WEST (CBS 11 NEWS) – The CBS 11 News investigative team has uncovered a potential problem with the emergency plan in West and McLennan County. While the county regularly conducts training exercises and drills to prepare for disasters, it never included the West Fertilizer Plant, and county leaders say the plant’s leaders never asked to be included in the plans.
Not only did the county not included the plant in any of its emergency preparedness plans, but the city of West never did either. In addition, the county’s emergency management coordinator, Frank Patterson, said he never imagined the plant would explode.
For the first time since the deadly explosion at the West Fertilizer plant, Patterson said the county knew the plant stored 270 tons of potentially explosive ammonium nitrate.

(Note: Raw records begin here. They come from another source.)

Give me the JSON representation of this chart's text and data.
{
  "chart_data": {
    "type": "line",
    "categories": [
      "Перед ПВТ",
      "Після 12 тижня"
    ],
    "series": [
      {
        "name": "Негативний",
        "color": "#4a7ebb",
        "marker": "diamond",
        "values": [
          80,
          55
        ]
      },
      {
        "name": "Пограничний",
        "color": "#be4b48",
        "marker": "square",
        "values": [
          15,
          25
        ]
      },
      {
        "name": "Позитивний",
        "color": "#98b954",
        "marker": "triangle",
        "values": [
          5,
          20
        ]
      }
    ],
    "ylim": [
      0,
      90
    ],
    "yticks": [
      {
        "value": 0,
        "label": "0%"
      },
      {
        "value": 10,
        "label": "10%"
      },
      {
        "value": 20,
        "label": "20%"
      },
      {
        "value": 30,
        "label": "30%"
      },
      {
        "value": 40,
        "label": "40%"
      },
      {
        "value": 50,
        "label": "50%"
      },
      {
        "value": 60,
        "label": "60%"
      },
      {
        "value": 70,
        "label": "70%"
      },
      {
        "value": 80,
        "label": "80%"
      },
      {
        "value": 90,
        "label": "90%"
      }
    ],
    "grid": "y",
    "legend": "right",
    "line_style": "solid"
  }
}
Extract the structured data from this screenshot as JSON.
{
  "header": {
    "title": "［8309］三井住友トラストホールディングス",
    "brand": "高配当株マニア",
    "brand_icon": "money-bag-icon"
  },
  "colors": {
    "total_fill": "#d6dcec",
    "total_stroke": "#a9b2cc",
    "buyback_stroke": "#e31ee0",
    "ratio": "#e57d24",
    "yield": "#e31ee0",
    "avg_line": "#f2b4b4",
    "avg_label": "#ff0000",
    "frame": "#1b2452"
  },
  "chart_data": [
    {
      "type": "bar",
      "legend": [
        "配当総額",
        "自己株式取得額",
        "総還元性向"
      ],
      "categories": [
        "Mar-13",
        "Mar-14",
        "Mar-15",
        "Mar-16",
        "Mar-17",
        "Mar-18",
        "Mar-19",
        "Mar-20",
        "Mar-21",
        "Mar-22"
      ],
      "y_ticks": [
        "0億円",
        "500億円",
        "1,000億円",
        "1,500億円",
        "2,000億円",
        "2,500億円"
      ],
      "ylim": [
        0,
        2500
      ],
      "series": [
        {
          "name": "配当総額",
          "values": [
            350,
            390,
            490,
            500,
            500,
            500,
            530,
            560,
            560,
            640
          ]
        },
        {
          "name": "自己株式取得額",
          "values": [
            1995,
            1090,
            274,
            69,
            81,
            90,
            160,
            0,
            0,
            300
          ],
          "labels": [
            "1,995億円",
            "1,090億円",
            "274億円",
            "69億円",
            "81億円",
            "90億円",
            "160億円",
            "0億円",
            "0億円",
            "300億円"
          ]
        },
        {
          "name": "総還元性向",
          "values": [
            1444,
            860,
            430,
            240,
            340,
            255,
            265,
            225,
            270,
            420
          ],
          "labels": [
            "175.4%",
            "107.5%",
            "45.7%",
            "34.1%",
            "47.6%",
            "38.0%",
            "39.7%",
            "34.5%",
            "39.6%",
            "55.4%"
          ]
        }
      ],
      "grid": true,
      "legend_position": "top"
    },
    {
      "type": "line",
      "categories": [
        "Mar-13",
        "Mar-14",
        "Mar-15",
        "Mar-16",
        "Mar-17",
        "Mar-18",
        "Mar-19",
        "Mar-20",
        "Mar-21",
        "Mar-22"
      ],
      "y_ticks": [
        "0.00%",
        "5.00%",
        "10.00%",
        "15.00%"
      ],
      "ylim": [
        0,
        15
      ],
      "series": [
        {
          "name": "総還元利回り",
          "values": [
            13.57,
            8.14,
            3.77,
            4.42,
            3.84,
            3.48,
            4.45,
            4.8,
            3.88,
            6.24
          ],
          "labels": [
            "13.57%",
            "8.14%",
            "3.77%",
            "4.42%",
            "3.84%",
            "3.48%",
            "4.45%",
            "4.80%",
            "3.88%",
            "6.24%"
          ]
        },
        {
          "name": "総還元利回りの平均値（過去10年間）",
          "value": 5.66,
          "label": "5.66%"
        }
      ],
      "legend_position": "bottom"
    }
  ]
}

He believes the city of West knew as well.
“Based on verbal conversations I had with both West Fertilizer and West Fire officials in recent years, it was my understanding they had conferred on the hazard of the plant and planned their responses accordingly,” he told CBS 11.
Patterson says each year, the county conducts three training exercises to prepare for disasters.
Their last large exercise was in 2009.
But, he acknowledged, none of the preparedness drills or exercises ever included the West Fertilizer plant or surrounding neighborhood.
CBS 11’s Investigative Reporter Jack Fink asked Patterson why the plant was excluded.
“If asked, we’ll do it,” said Patterson.
Fink also asked if the plant, the city of West volunteer fire department, or the city itself ever requested the county for help with any table top exercise or drills.
“Specifically that plant? Not that I know of,” said Patterson.
State and federal investigators are still trying to figure out what caused the fire and explosion April 17th that killed 15 people.
But did Patterson as emergency management coordinator understand the potential for an explosion there?
“If you’re asking sitting here right now? No,” he said.
Fink asked him if anyone from the state ever said he needed to take a look at that beforehand.
“No, no one from the state ever contacted us, [or said] hey you need to take a look at that,” Patterson said.
Patterson praised the city of West, saying if they hadn’t prepared, they wouldn’t have evacuated the neighborhood around the plant as quickly as they did.
“The plan worked,” he said.
He noted that the city had done training exercises in the past, but he couldn’t say whether they included the plant. CBS 11 contacted the mayor and the owner of the fertilizer plant. Those calls were not immediately returned.